Adi menekankan, seluruh unsur pemerintahan baik eksekutif, legislatif, maupun yudikatif seharusnya segera mulai berkantor di IKN untuk mengakselerasi terbentuknya pusat pemerintahan baru.
Ia juga mengingatkan bahwa pembangunan IKN merupakan proyek strategis yang sejak awal digagas sebagai upaya pemerataan pembangunan nasional, agar tidak lagi terpusat di Jakarta.
“Bukankah IKN proyek mercusuar yang diproyeksikan untuk pemerataan pembangunan supaya tidak hanya berpusat di Jakarta,” jelasnya.
Sebelumnya Wakil Presiden RI Gibran Rakabuming Raka merespons usulan Anggota DPR RI Deddy Sitorus terkait wacana berkantor di IKN. Gibran menyambut positif masukan tersebut dan membuka peluang untuk bersama-sama berkantor di ibu kota baru.
“Terima kasih atas masukan dari Bapak Anggota Dewan Yang Terhormat Deddy Sitorus. Nanti kita sama-sama berkantor di IKN,” ujar Gibran.
Ia menegaskan, pemindahan aktivitas pemerintahan ke IKN merupakan bagian dari rencana besar yang telah ditetapkan pemerintah.
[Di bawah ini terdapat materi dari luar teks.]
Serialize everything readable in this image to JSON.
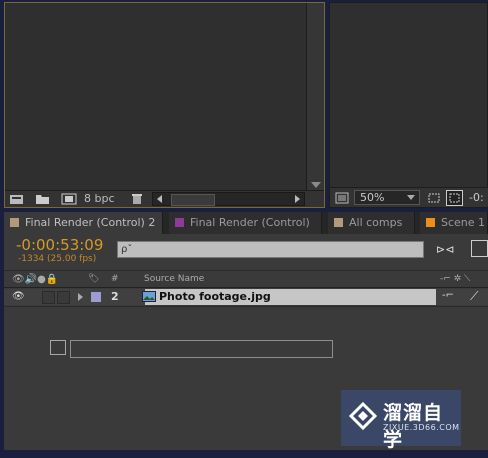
{
  "project_panel": {
    "bit_depth": "8 bpc",
    "icons": [
      "interpret-footage-icon",
      "new-folder-icon",
      "new-comp-icon",
      "trash-icon"
    ]
  },
  "comp_panel": {
    "zoom": "50%",
    "partial_timecode": "-0:"
  },
  "tabs": [
    {
      "label": "Final Render (Control) 2",
      "color": "#b39a7a"
    },
    {
      "label": "Final Render (Control)",
      "color": "#8e3a9a"
    },
    {
      "label": "All comps",
      "color": "#b39a7a"
    },
    {
      "label": "Scene 1",
      "color": "#e8901a"
    }
  ],
  "timeline": {
    "timecode": "-0:00:53:09",
    "frames": "-1334 (25.00 fps)",
    "search_placeholder": "ρˇ",
    "header": {
      "number_col": "#",
      "source_name": "Source Name"
    },
    "layer": {
      "number": "2",
      "name": "Photo footage.jpg",
      "label_color": "#9c9cd0"
    }
  },
  "watermark": {
    "title": "溜溜自学",
    "subtitle": "ZIXUE.3D66.COM"
  }
}
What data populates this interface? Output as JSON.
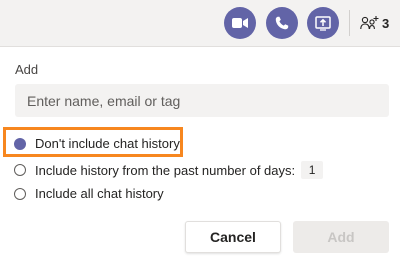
{
  "toolbar": {
    "video_icon": "video-camera-icon",
    "call_icon": "phone-icon",
    "share_icon": "share-screen-icon",
    "participants_icon": "people-add-icon",
    "participants_count": "3",
    "button_color": "#6264a7"
  },
  "form": {
    "label": "Add",
    "input_placeholder": "Enter name, email or tag",
    "options": [
      {
        "label": "Don't include chat history",
        "checked": true
      },
      {
        "label": "Include history from the past number of days:",
        "checked": false,
        "days": "1"
      },
      {
        "label": "Include all chat history",
        "checked": false
      }
    ],
    "highlight_color": "#f7871f"
  },
  "buttons": {
    "cancel": "Cancel",
    "add": "Add"
  }
}
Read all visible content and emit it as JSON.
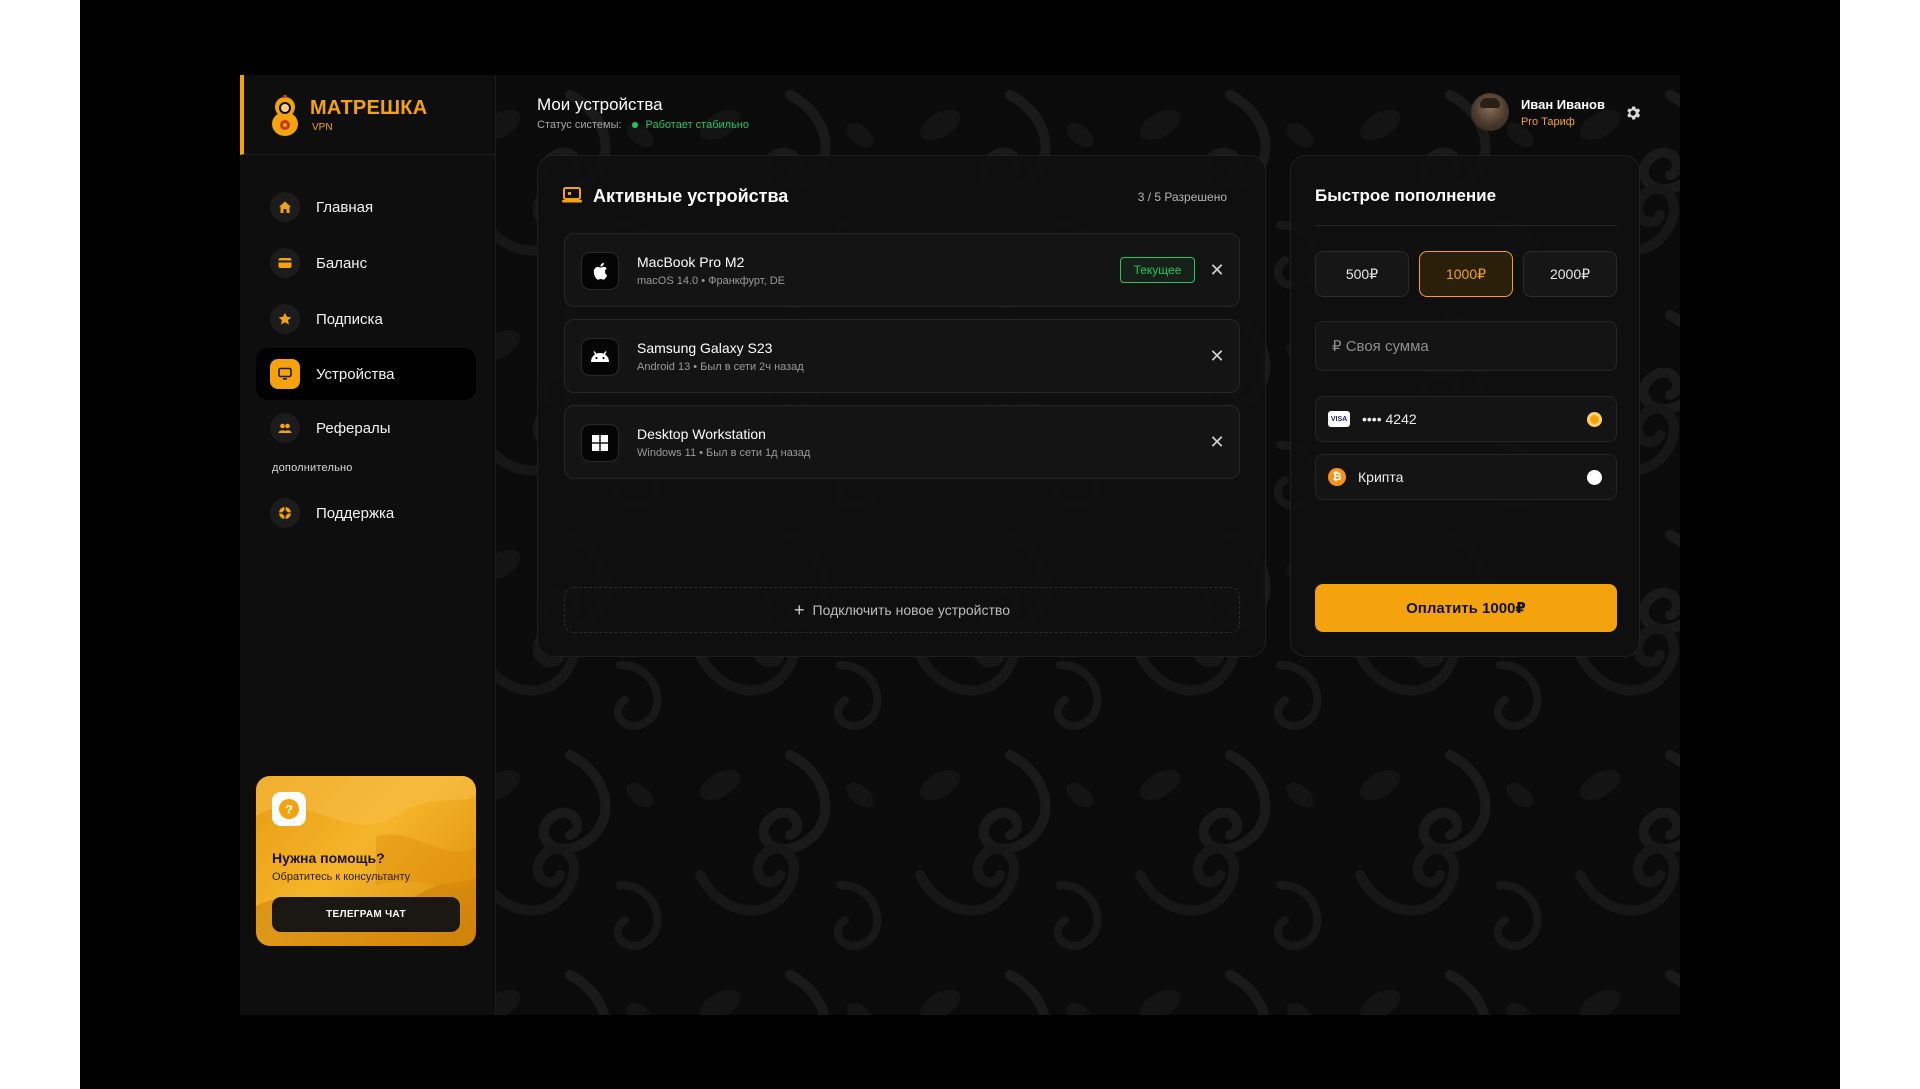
{
  "brand": {
    "name": "МАТРЕШКА",
    "sub": "VPN"
  },
  "sidebar": {
    "items": [
      {
        "label": "Главная",
        "icon": "home-icon"
      },
      {
        "label": "Баланс",
        "icon": "card-icon"
      },
      {
        "label": "Подписка",
        "icon": "star-icon"
      },
      {
        "label": "Устройства",
        "icon": "monitor-icon",
        "active": true
      },
      {
        "label": "Рефералы",
        "icon": "people-icon"
      }
    ],
    "section_label": "дополнительно",
    "extra_items": [
      {
        "label": "Поддержка",
        "icon": "support-icon"
      }
    ]
  },
  "help": {
    "title": "Нужна помощь?",
    "subtitle": "Обратитесь к консультанту",
    "button": "ТЕЛЕГРАМ ЧАТ"
  },
  "header": {
    "title": "Мои устройства",
    "status_label": "Статус системы:",
    "status_value": "Работает стабильно"
  },
  "user": {
    "name": "Иван Иванов",
    "plan": "Pro Тариф"
  },
  "devices": {
    "title": "Активные устройства",
    "count": "3 / 5 Разрешено",
    "items": [
      {
        "name": "MacBook Pro M2",
        "meta": "macOS 14.0 • Франкфурт, DE",
        "icon": "apple-icon",
        "badge": "Текущее"
      },
      {
        "name": "Samsung Galaxy S23",
        "meta": "Android 13 • Был в сети 2ч назад",
        "icon": "android-icon"
      },
      {
        "name": "Desktop Workstation",
        "meta": "Windows 11 • Был в сети 1д назад",
        "icon": "windows-icon"
      }
    ],
    "add_label": "Подключить новое устройство"
  },
  "topup": {
    "title": "Быстрое пополнение",
    "amounts": [
      "500₽",
      "1000₽",
      "2000₽"
    ],
    "selected_amount": "1000₽",
    "custom_placeholder": "₽ Своя сумма",
    "methods": [
      {
        "label": "•••• 4242",
        "icon": "visa-icon",
        "selected": true
      },
      {
        "label": "Крипта",
        "icon": "bitcoin-icon",
        "selected": false
      }
    ],
    "pay_label": "Оплатить 1000₽"
  },
  "colors": {
    "accent": "#f5a30c",
    "success": "#22c55e",
    "background": "#0b0b0b"
  }
}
IKN diproyeksikan menjadi pusat pemerintahan atau ibu kota politik Indonesia mulai tahun 2028.
“Karena IKN telah ditetapkan sebagai ibukota politik di tahun 2028. Sehingga penyelenggaraan negara baik dari sisi eksekutif, yudikatif dan legislatif harus terpenuhi,” pungkasnya.